Odysseus is a self-hosted AI workspace with privileged local capabilities. Please do not run it as a public, unauthenticated service.
Security fixes are handled on the default branch until formal releases are cut.
- Keep
AUTH_ENABLED=true. - Use HTTPS when exposing the app beyond localhost.
- Put the app behind a trusted reverse proxy or private network.
- Protect
.env,data/, logs, uploaded files, generated media, and database files. - Disable open signup unless you intentionally want new accounts.
- Keep demo/test users non-admin, and remove them entirely on serious deployments.
- Give admin accounts strong passwords and enable 2FA where possible.
- Leave high-risk agent tools restricted to admins: shell, Python, file read/write, email send/read, MCP, app API, task/skill/memory management, settings, tokens, and model serving.
- Rotate API keys, webhook secrets, and Odysseus API tokens if they appear in logs, screenshots, demos, or shared chats.
- Treat shell, model-serving, MCP, email, calendar, and vault features as privileged admin functionality.

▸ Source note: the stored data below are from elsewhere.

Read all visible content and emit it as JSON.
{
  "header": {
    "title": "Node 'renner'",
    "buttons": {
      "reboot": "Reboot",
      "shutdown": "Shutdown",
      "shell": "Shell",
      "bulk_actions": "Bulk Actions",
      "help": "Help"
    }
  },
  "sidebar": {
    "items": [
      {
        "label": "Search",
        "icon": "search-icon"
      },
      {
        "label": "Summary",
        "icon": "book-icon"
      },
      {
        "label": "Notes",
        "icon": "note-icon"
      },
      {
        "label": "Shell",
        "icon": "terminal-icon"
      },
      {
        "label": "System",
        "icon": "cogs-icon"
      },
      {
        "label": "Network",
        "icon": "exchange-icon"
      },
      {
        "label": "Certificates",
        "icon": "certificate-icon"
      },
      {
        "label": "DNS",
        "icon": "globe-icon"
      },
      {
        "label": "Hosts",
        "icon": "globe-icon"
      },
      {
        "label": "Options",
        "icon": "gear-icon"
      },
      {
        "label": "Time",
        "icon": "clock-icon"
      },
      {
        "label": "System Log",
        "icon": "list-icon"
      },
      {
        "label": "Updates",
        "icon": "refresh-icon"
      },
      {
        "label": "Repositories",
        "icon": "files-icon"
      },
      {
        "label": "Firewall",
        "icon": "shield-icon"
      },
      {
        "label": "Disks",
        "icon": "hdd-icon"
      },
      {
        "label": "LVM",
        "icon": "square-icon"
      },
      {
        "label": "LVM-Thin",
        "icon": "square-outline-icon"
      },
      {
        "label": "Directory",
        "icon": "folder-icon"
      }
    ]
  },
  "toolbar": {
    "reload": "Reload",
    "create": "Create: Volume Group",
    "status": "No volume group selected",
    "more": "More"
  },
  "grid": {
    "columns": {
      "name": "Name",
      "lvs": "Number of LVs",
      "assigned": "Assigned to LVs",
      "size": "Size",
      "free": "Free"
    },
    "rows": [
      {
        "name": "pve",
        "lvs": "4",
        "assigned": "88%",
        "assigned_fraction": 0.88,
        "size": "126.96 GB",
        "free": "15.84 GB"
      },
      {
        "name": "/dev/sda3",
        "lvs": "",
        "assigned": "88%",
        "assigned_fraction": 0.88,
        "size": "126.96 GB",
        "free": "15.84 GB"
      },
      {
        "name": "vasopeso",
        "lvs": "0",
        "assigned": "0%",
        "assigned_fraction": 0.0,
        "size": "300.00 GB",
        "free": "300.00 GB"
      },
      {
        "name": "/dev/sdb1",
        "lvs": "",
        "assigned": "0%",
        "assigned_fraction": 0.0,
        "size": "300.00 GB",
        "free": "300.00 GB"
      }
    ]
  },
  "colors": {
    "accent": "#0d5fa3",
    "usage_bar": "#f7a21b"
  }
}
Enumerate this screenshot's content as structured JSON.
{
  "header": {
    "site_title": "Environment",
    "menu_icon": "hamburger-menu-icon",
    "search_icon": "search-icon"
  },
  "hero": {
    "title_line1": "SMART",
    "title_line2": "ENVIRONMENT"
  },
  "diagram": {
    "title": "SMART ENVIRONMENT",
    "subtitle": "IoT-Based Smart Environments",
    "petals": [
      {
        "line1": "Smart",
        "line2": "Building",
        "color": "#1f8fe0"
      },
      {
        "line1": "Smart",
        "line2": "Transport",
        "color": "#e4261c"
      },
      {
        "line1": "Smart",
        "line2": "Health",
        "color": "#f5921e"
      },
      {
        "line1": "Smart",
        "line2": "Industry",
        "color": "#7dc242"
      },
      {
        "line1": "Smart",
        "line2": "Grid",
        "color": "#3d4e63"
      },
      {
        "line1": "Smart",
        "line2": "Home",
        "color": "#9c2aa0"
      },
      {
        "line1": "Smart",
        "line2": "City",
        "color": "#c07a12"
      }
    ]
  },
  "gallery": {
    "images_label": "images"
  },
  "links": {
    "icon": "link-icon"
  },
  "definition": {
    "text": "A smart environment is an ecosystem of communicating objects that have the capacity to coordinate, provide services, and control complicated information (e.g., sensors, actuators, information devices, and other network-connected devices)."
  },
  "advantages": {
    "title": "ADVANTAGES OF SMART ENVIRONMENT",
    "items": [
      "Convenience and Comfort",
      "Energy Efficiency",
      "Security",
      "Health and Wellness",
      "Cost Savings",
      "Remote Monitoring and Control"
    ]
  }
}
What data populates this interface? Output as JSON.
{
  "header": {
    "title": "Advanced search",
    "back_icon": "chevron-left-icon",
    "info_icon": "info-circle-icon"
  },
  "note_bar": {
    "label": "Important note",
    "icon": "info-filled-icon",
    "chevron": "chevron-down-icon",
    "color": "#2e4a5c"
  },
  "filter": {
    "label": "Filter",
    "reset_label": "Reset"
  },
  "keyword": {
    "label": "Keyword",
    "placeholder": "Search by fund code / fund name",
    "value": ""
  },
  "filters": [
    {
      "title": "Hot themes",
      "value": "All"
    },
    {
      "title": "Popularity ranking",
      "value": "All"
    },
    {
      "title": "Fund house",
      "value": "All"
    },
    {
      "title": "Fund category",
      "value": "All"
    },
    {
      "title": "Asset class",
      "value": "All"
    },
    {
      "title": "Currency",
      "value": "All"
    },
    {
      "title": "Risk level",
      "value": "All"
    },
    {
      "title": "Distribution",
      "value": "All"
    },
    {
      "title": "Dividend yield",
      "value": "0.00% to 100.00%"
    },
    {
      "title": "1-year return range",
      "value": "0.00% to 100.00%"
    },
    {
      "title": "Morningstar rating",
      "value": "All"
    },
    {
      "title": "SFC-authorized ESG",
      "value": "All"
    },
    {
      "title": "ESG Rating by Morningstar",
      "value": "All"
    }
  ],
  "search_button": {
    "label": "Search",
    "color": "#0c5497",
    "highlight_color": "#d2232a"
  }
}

Before pushing a public fork, run:
git status --short
git check-ignore -v .env data/auth.json data/app.db logs/compound.log odysseus.db
git grep -n -I -E "(sk-[A-Za-z0-9_-]{20,}|xox[baprs]-|AIza[0-9A-Za-z_-]{20,}|Bearer [A-Za-z0-9._~+/-]{20,})" -- . ':!static/lib/**' ':!package-lock.json'Only .env.example, docs, source, tests, and static assets should be committed. Never commit live data/ contents, local databases, uploaded files, generated media, logs, backups, API keys, password hashes, or personal documents.
Please report vulnerabilities privately via GitHub security advisories if available, or by opening a minimal issue that does not disclose exploit details.